How to show rows where date is equal to every 7 days from a specific day

Question

I'd like to show every row where date_added equals '2015-02-18' and every seven days after, so '2015-02-25' and '2015-03-04' etc..

here's what I have so far

select * from table 
    where ((to_char(date_added, 'j')) / 
    ((select to_char(d,'j') from (select date '2015-02-18' d from dual)))) = 1

That gets me the first desired date, however I'm stuck as to how to express it to show the next 7 days as a step additive function.

Any help is appreciated.
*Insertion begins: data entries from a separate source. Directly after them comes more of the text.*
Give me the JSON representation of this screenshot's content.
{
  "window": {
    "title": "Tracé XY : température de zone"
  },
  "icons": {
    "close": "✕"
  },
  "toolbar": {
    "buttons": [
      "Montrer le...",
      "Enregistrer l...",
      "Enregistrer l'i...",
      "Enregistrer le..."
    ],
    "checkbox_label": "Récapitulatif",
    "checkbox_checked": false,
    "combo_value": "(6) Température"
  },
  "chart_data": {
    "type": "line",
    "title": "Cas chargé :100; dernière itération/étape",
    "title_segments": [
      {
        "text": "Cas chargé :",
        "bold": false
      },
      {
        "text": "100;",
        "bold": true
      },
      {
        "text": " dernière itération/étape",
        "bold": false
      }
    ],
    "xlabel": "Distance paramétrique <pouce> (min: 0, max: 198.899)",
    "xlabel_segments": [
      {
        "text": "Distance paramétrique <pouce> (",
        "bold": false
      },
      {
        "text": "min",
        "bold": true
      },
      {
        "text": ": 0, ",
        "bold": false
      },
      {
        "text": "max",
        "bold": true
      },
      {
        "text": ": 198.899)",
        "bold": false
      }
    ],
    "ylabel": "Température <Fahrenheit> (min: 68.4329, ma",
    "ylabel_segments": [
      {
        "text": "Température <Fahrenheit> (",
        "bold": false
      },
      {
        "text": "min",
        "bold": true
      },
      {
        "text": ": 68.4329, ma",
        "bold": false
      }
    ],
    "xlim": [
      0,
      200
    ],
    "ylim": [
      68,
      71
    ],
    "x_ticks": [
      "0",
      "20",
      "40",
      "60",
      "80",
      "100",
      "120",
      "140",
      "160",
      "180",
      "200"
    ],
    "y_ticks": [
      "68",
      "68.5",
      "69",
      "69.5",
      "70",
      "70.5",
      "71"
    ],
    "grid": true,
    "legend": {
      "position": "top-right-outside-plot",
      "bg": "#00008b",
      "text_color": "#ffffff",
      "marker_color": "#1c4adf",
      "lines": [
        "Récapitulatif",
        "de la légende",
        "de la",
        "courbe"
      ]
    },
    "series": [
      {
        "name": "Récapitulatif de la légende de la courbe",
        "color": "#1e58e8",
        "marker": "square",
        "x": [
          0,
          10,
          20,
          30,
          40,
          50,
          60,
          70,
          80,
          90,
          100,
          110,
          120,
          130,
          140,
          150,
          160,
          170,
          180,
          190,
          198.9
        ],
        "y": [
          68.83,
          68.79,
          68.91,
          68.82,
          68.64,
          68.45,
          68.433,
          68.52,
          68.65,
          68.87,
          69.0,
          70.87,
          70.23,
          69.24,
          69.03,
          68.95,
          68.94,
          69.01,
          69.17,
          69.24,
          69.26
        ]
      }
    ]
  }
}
Thank you.

Answer 1

I like Gordon's "mod()" solution but he's missing part of the requested solution.

In this case, I have a "calendar" table that includes a series of dates:

http://www.perpendulum.com/2012/06/calendar-table-script-for-oracle/

select *
  from calendar
  where date_time_start >= to_date('01-Jan-2013') 
    and mod(trunc(date_time_start) - to_date('01-Jan-2013'), 7) = 0;

Per the original question, you want records where the dates are equal to a given date and every seven days thereafter.

Answer 2

One way to do this is with mod():

select *
from table
where mod(date_added - date '2015-02-18', 7) = 0;

Note: this assumes that the dates have no time component. If they do, then use trunc() to get rid of it.